Many M&A-agreements address the seller’s or acquired companies’ behaviour during certain periods of time. The transaction agreement either permits certain acts because they are in the ordinary course of business, warrants that various things have been conducted in the ordinary course, or requires that an approval is obtained for certain acts outside the ordinary course.
This weblog discusses the scope and contents for a model interpretation clause on ‘ordinary course of business‘.
By referring to a behaviour being in the ordinary course of business, the purchaser would be protected against unusual acts or omissions affecting the acquired companies’ business or intrinsic value, whilst the acquired companies are not burdened by unworkable approval requirements. For this purpose, the transaction agreement refers to the ordinary course of business, to acts consistent with past practice or wording importing the same concept. Albeit that such standard of conduct implies a vague term, it does achieve an appropriate objective standard of measurement.
Clauses in which the ordinary course test appears include seller’s warranties and the covenants addressing the period between the transaction’s effective date (or signing) and completion. For example:
Seller shall procure that pending Closing, Acquired Companies shall conduct business in all material respects only in the ordinary course of business.
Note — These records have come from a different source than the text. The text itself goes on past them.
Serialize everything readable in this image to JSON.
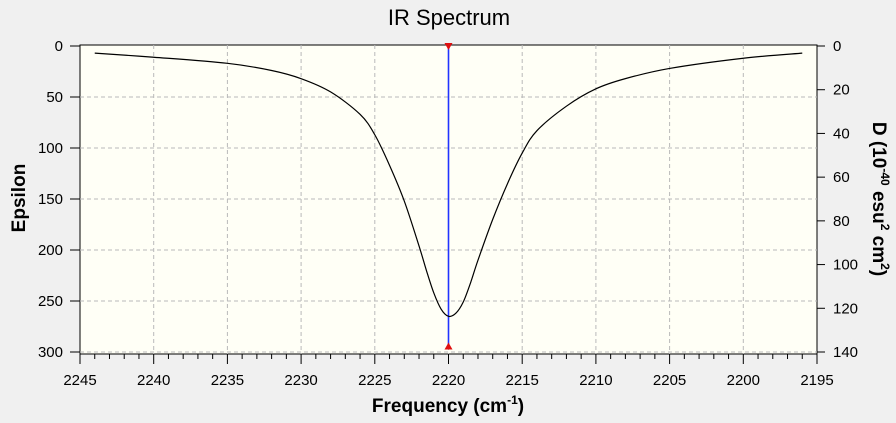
{
  "chart_data": {
    "type": "line",
    "title": "IR Spectrum",
    "xlabel": "Frequency (cm",
    "xlabel_sup": "-1",
    "xlabel_tail": ")",
    "ylabel": "Epsilon",
    "y2label_parts": [
      "D (10",
      "-40",
      " esu",
      "2",
      " cm",
      "2",
      ")"
    ],
    "xlim": [
      2245,
      2195
    ],
    "ylim": [
      0,
      300
    ],
    "y2lim": [
      0,
      140
    ],
    "x_ticks": [
      2245,
      2240,
      2235,
      2230,
      2225,
      2220,
      2215,
      2210,
      2205,
      2200,
      2195
    ],
    "y_ticks": [
      0,
      50,
      100,
      150,
      200,
      250,
      300
    ],
    "y2_ticks": [
      0,
      20,
      40,
      60,
      80,
      100,
      120,
      140
    ],
    "y_inverted": true,
    "grid": true,
    "series": [
      {
        "x": [
          2244,
          2240,
          2235,
          2232,
          2230,
          2228,
          2226,
          2225,
          2224,
          2223,
          2222,
          2221.5,
          2221,
          2220.5,
          2220,
          2219.5,
          2219,
          2218.5,
          2218,
          2217,
          2216,
          2215,
          2214,
          2212,
          2210,
          2208,
          2205,
          2200,
          2196
        ],
        "y": [
          7,
          11,
          17,
          24,
          32,
          45,
          67,
          87,
          117,
          152,
          196,
          220,
          242,
          258,
          265,
          262,
          251,
          232,
          210,
          170,
          135,
          105,
          83,
          59,
          42,
          32,
          22,
          12,
          7
        ]
      }
    ],
    "sticks": [
      {
        "x": 2220,
        "d": 137
      }
    ]
  }
}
Sellers shall not permit Company to do any of the following pending the Closing without the prior written approval of Purchaser (which approval shall not be unreasonably withheld or delayed): …
(b) enter into an agreement or a series of related agreements that is not in the ordinary course of business, for an aggregate amount in excess of EUR ____ ;Neither the Company nor any of its Subsidiaries is a party to, or is bound by: …
(viii) any agreement or commitment relating to the disposition or acquisition of assets or any interest in any business enterprise outside the ordinary course of business;
The difficulty is to define what is in the ordinary course of business (and what not). A drafting technique to increase the likelihood that your description covers everything, is to think ‘MECE’ (for my weblog on drafting MECE, click here). To define the ordinary course, it makes sense to start with what the Acquired Companies themselves believed was suitable in view of their size and the workability of what operational personnel and staff had always considered efficient (at times they did not anticipate the M&A transaction). This suggests a reference to internal approval policies, as well as to the normal operations and acts of purchase ordering. A properly drafted set of internal approval policies should obviously divide what the various not-executive employees may or must do, from the unusual or significant acts that would require a decision from the management. Because M&A transactions are sometimes initiated because a neat seller is fed up with the cowboy-type of behaviour of the companies its sells, an objective standard should complete the criterion of what is in the ordinary course of business:
An action taken by a company will be deemed to have been taken in the ordinary course of business only if such action is:
(a) consistent with the past practices of such company and is taken in the ordinary course of the normal day-to-day operations of such company;
(b) not required to be authorised by the managing board or general meeting of shareholders of such company (or by any person or group of persons exercising similar authority) and is not required to be specifically authorised by an affiliate of such company; and
(c) similar in nature, magnitude and frequency to actions customarily taken, without any authorisation by the managing board or general meeting of shareholders (or by any person or group of persons exercising similar authority), in the ordinary course of the normal day-to-day operations of other companies that are in the same line of business.